State v. Gordon
146 So. 3d 758
La. Ct. App.2014Background
- Defendant Daniel Gordon was convicted on Counts 1 and 3 of aggravated rape and Count 4 of simple robbery; Counts 1 and 3 involved alleged 1996 and 1997 rapes, and Count 4 involved a 1997 robbery.
- Trial court admitted prior similar crimes evidence under Prieur and related rules; two rapes and a robbery were charged, with DNA linking the defendant.
- Sentence: life imprisonment for Count 1; fourteen-year (later amended) sentence for Count 4 as a second-felony habitual offender; chemical castration provision ordered but later deleted on retroactivity/constitutional grounds.

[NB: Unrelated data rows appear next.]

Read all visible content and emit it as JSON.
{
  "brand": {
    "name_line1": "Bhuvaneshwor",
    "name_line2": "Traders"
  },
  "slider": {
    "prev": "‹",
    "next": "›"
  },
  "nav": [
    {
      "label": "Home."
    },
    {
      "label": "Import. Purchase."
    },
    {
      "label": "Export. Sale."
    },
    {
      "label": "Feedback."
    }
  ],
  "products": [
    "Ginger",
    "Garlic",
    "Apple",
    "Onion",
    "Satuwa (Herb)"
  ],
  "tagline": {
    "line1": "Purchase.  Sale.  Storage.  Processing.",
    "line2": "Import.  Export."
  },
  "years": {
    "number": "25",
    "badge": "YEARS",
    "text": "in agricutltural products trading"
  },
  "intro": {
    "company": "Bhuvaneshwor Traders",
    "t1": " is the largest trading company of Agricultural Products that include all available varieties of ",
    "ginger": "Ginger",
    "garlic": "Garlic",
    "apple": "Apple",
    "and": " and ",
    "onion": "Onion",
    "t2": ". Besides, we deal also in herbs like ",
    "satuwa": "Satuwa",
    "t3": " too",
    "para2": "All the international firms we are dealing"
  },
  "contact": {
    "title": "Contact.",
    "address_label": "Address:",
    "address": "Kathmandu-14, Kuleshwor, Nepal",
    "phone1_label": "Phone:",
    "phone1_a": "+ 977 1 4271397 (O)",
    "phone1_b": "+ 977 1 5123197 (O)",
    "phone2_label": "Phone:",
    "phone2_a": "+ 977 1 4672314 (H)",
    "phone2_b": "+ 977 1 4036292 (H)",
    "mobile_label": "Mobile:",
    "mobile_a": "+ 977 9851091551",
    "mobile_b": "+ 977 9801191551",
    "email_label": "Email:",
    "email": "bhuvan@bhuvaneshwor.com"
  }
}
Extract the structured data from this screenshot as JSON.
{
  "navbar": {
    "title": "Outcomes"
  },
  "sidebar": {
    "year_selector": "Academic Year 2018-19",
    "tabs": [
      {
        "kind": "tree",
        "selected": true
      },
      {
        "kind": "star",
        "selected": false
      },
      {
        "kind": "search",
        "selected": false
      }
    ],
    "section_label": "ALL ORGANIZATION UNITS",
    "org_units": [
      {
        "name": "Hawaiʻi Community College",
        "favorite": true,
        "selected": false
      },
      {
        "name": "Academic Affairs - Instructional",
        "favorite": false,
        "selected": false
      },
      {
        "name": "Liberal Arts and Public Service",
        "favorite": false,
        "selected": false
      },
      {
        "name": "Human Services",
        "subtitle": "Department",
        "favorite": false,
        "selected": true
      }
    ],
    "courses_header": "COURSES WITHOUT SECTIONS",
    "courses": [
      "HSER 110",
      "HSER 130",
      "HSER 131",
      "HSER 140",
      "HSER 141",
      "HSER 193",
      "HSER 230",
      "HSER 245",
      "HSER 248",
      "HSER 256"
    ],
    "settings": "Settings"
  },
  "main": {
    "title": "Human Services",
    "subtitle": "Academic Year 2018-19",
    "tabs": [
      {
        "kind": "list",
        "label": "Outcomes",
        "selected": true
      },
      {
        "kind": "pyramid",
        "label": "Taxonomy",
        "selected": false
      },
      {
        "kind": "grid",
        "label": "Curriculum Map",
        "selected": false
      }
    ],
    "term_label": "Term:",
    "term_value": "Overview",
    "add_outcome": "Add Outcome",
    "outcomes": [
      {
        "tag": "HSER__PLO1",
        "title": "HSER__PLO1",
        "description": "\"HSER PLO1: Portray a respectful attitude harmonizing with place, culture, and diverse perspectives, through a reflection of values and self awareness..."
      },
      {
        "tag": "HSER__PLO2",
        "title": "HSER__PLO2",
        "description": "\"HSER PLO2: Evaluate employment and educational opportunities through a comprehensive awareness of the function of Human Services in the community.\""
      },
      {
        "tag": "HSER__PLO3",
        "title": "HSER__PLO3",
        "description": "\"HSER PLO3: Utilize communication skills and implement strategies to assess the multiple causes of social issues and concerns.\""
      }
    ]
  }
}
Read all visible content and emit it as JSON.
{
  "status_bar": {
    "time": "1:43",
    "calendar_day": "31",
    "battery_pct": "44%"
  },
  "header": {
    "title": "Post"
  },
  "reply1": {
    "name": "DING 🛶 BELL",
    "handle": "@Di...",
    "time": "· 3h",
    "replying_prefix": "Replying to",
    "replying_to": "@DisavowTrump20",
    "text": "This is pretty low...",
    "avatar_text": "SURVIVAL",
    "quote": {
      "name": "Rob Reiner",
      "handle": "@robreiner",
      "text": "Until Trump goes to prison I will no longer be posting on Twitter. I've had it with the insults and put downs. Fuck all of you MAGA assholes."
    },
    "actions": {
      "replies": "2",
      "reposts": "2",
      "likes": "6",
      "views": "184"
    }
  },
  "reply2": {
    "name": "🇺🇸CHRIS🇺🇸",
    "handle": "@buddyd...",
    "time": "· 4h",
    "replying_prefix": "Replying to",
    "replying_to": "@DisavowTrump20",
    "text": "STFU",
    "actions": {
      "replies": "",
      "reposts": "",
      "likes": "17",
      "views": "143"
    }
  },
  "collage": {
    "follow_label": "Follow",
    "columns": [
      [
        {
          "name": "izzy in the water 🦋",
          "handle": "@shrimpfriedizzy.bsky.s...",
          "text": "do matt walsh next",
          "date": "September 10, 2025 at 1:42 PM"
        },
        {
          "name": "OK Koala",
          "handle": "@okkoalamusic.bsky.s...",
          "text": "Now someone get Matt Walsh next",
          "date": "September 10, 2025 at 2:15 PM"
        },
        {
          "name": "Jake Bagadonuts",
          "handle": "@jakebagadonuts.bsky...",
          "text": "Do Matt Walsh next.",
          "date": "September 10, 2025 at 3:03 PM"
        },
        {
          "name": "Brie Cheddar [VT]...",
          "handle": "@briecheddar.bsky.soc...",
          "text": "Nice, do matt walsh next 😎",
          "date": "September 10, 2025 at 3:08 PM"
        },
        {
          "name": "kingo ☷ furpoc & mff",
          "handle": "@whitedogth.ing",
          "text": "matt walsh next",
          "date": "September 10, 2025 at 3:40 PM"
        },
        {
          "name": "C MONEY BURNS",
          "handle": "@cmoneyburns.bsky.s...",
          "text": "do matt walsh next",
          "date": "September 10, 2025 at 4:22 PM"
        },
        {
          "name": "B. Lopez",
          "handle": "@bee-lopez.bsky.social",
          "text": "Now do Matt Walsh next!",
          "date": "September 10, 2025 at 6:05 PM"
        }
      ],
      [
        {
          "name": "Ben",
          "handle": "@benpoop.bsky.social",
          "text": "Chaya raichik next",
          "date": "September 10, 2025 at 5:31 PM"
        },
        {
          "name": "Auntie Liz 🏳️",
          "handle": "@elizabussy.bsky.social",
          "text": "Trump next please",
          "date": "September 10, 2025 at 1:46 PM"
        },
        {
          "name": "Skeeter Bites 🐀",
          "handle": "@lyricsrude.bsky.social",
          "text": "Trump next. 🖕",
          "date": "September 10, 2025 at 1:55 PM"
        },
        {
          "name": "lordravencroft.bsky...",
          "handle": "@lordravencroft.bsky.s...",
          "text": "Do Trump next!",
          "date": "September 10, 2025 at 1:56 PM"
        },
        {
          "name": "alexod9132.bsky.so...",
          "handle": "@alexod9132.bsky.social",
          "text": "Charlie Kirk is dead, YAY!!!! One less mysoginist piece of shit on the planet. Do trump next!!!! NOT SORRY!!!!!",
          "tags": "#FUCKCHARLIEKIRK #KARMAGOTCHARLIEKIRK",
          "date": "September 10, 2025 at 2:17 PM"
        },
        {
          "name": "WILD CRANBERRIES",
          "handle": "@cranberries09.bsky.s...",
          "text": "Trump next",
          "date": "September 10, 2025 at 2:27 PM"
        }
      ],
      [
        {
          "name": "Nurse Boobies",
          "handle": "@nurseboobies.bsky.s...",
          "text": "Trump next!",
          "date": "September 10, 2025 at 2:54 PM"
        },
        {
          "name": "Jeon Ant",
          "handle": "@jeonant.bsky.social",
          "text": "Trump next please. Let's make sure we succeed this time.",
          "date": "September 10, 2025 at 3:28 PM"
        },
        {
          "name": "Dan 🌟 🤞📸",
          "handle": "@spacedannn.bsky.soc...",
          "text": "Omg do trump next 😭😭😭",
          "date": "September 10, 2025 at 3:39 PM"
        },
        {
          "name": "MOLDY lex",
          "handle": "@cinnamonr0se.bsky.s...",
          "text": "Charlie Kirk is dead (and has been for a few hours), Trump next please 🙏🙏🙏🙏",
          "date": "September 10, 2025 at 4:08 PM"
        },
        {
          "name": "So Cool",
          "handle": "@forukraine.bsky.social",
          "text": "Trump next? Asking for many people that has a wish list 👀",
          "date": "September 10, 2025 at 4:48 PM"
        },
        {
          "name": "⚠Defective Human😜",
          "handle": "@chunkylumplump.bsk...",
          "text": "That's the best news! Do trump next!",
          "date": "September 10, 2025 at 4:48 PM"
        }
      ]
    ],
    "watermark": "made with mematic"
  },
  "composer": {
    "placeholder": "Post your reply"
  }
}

- Court identified three patent errors: (1) failure to sentence Count 3; (2) improper parole restriction for Count 4; (3) improper application of La. R.S. 14:43.6 chemical castration for retroactive offenses.
- Court remanded for sentencing on Count 3; amended Count 4 to remove parole restriction and deleted chemical castration provision; case remanded for sentencing on aggravated rape Count 3.
Issues
| Issue | Plaintiff's Argument | Defendant's Argument | Held |
|---|---|---|---|
| Sufficiency of the evidence for aggravated rape convictions | Gordon argues DNA and other evidence fail to prove lack of consent | Gordon contends lack of force/threats/weapon undermines conviction | Evidence sufficient; any reasonable juror could conclude guilt beyond reasonable doubt. |
| Whether Count 3 sentencing was properly entered | Trial court imposed life on Count 3 | Transcript shows no sentencing on Count 3 | Remand for sentencing on Count 3. |
| Whether the Count 4 sentence exclusive of parole was authorized | Habitual offender statute supports no parole restriction for simple robbery | Restriction was improper | Amend Count 4 to delete parole restriction. |
| Whether application of chemical castration La. Rev. Stat. 14:43.6 was proper | statute retroactive punishment allowed under ex post facto | statute unconstitutional retroactive punishment | La. R.S. 14:43.6 cannot be applied retroactively; delete from sentence. |
| Admissibility of other-crimes evidence (404(B) and 412) | Evidence of prior crimes admissible for motive/identity under 404(B) and 412 | Risk of unfair prejudice and improper purpose | Court did not abuse discretion; evidence admissible under balancing tests. |
Key Cases Cited
- State v. Prieur, 277 So.2d 126 (La.1973) (established admissibility framework for other-crimes evidence)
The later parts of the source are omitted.